Jagoda will present four projects that suggest ways that humanistic and artistic approaches to games can help us understand and intervene in today’s most urgent wicked problems, especially in the domains of education, public health, and social justice. First, Caduceus Quest (2025) is a video game designed to increase underrepresented high school students’ science knowledge, professional pathways to science fields, and civic engagement. Second, Hexacago Health Academy (2015-2025) is a multi-year public health program in the form of a game design curriculum in which we co-designed board games about topics such as the spread of infectious diseases, food insecurity, and structural violence with high school students. Third, Haven (2024-present) is a text-based roleplaying video game that uses both asynchronous and synchronous elements to enable first-year students at the University of Chicago to practice capacities linked to open discourse, free expression, and negotiation of difference. Fourth and finally, Cene (2022) is an alternate reality game developed as a three-week climate change curriculum for middle school environmental science classes and was piloted in three schools in Chicago for over 350 students. Across these cases, Jagoda will discuss how worldbuilding, storytelling, and gameplay can invite players, from middle school students to adults, to address both the personal and social dimensions of wicked problems.

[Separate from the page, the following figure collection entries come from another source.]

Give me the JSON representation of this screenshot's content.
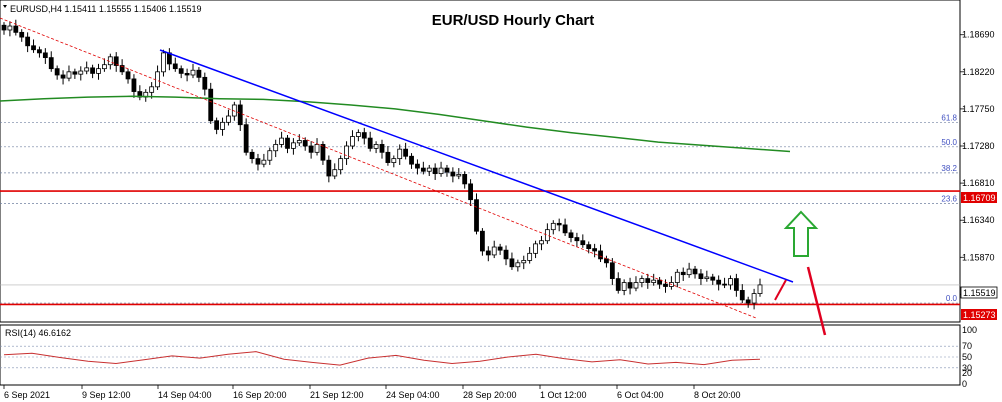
{
  "header": {
    "symbol_line": "EURUSD,H4  1.15411 1.15555 1.15406 1.15519",
    "title": "EUR/USD Hourly Chart"
  },
  "chart_data": {
    "type": "candlestick",
    "title": "EUR/USD Hourly Chart",
    "symbol": "EURUSD",
    "timeframe": "H4",
    "ohlc_header": {
      "open": 1.15411,
      "high": 1.15555,
      "low": 1.15406,
      "close": 1.15519
    },
    "ylim": [
      1.1505,
      1.1913
    ],
    "y_ticks": [
      "1.18690",
      "1.18220",
      "1.17750",
      "1.17280",
      "1.16810",
      "1.16340",
      "1.15870",
      "1.15400"
    ],
    "x_ticks": [
      "6 Sep 2021",
      "9 Sep 12:00",
      "14 Sep 04:00",
      "16 Sep 20:00",
      "21 Sep 12:00",
      "24 Sep 04:00",
      "28 Sep 20:00",
      "1 Oct 12:00",
      "6 Oct 04:00",
      "8 Oct 20:00"
    ],
    "closes": [
      1.1875,
      1.188,
      1.1872,
      1.1866,
      1.1855,
      1.185,
      1.1846,
      1.184,
      1.1826,
      1.1818,
      1.1814,
      1.1822,
      1.1819,
      1.1823,
      1.1827,
      1.182,
      1.1826,
      1.1831,
      1.1841,
      1.183,
      1.1822,
      1.1813,
      1.1797,
      1.179,
      1.1796,
      1.1803,
      1.1822,
      1.1846,
      1.1832,
      1.1826,
      1.182,
      1.1818,
      1.1824,
      1.1815,
      1.18,
      1.176,
      1.1749,
      1.1758,
      1.1766,
      1.178,
      1.1755,
      1.172,
      1.1712,
      1.1705,
      1.171,
      1.1722,
      1.173,
      1.1738,
      1.1725,
      1.1732,
      1.1735,
      1.1728,
      1.172,
      1.173,
      1.171,
      1.169,
      1.1698,
      1.1712,
      1.1728,
      1.174,
      1.1745,
      1.1738,
      1.1725,
      1.173,
      1.172,
      1.1707,
      1.1712,
      1.1724,
      1.1715,
      1.1705,
      1.17,
      1.1696,
      1.17,
      1.1693,
      1.17,
      1.1695,
      1.169,
      1.1692,
      1.168,
      1.166,
      1.162,
      1.1595,
      1.159,
      1.16,
      1.1596,
      1.1585,
      1.1575,
      1.158,
      1.1583,
      1.1592,
      1.1604,
      1.1608,
      1.1622,
      1.163,
      1.1628,
      1.1618,
      1.1612,
      1.1608,
      1.1603,
      1.1598,
      1.1595,
      1.1585,
      1.158,
      1.156,
      1.1545,
      1.1555,
      1.1548,
      1.1555,
      1.156,
      1.1555,
      1.1558,
      1.1553,
      1.155,
      1.1555,
      1.1568,
      1.1565,
      1.1572,
      1.1566,
      1.156,
      1.1562,
      1.1558,
      1.1553,
      1.1552,
      1.156,
      1.1545,
      1.1533,
      1.1529,
      1.1541,
      1.1552
    ],
    "ma_200": [
      1.1785,
      1.1788,
      1.179,
      1.1791,
      1.179,
      1.1788,
      1.1787,
      1.1784,
      1.178,
      1.1775,
      1.1768,
      1.176,
      1.1752,
      1.1745,
      1.1739,
      1.1733,
      1.1729,
      1.1725,
      1.1721
    ],
    "rsi": {
      "label": "RSI(14) 46.6162",
      "period": 14,
      "last": 46.6162,
      "levels": [
        70,
        50,
        30
      ],
      "y_ticks": [
        "100",
        "70",
        "50",
        "30",
        "20",
        "0"
      ],
      "values": [
        54,
        57,
        49,
        42,
        38,
        45,
        52,
        48,
        55,
        60,
        46,
        40,
        35,
        48,
        53,
        44,
        38,
        42,
        50,
        55,
        47,
        41,
        45,
        37,
        40,
        36,
        44,
        46
      ]
    },
    "fib_levels": [
      {
        "label": "61.8",
        "price": 1.1758
      },
      {
        "label": "50.0",
        "price": 1.1727
      },
      {
        "label": "38.2",
        "price": 1.1694
      },
      {
        "label": "23.6",
        "price": 1.1655
      },
      {
        "label": "0.0",
        "price": 1.1529
      }
    ],
    "horizontal_lines": [
      {
        "label": "1.16709",
        "price": 1.16709,
        "color": "#e00000"
      },
      {
        "label": "1.15273",
        "price": 1.15273,
        "color": "#e00000"
      }
    ],
    "current_price": {
      "label": "1.15519",
      "price": 1.15519
    }
  },
  "colors": {
    "bull": "#ffffff",
    "bear": "#000000",
    "trendline": "#0000ff",
    "ma": "#228b22",
    "support_resistance": "#e00000",
    "fib": "#4050c0",
    "arrow_up": "#2aa832",
    "arrow_down": "#e00020",
    "rsi": "#c83030"
  }
}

Patrick Jagoda is William Rainey Harper Professor of Cinema & Media Studies, English, and Obstetrics & Gynecology at the University of Chicago. He is Chair of Cinema & Media Studies, Executive Editor of Critical Inquiry, and director of the Weston Game Lab. Jagoda specializes in media theory, game studies and design, and twentieth and twenty-first century American literature and culture. He is co-founder of the Game Changer Chicago Design Lab and the Transmedia Story Lab that work with BIPOC students on projects linked to game design and STEM fields. Jagoda is co-editor of the interdisciplinary journal Critical Inquiry, faculty director of the Weston Game Lab, co-founder of the Fourcast Lab, and director of the Media Arts and Design program at the University of Chicago.
Jagoda's books include Network Aesthetics (2016), The Game Worlds of Jason Rohrer (2016, with Michael Maizels), Experimental Games: Critique, Play, and Design in the Age of Gamification (2020), and Transmedia Stories: Narrative Methods for Public Health and Social Justice (2022, with Ireashia Bennett Ashlyn Sparrow). He is also a recipient of a 2020 Guggenheim Fellowship.
Jagoda completed his PhD in the Department of English at Duke University in 2010, along with a graduate certificate in Information Science and Information Studies.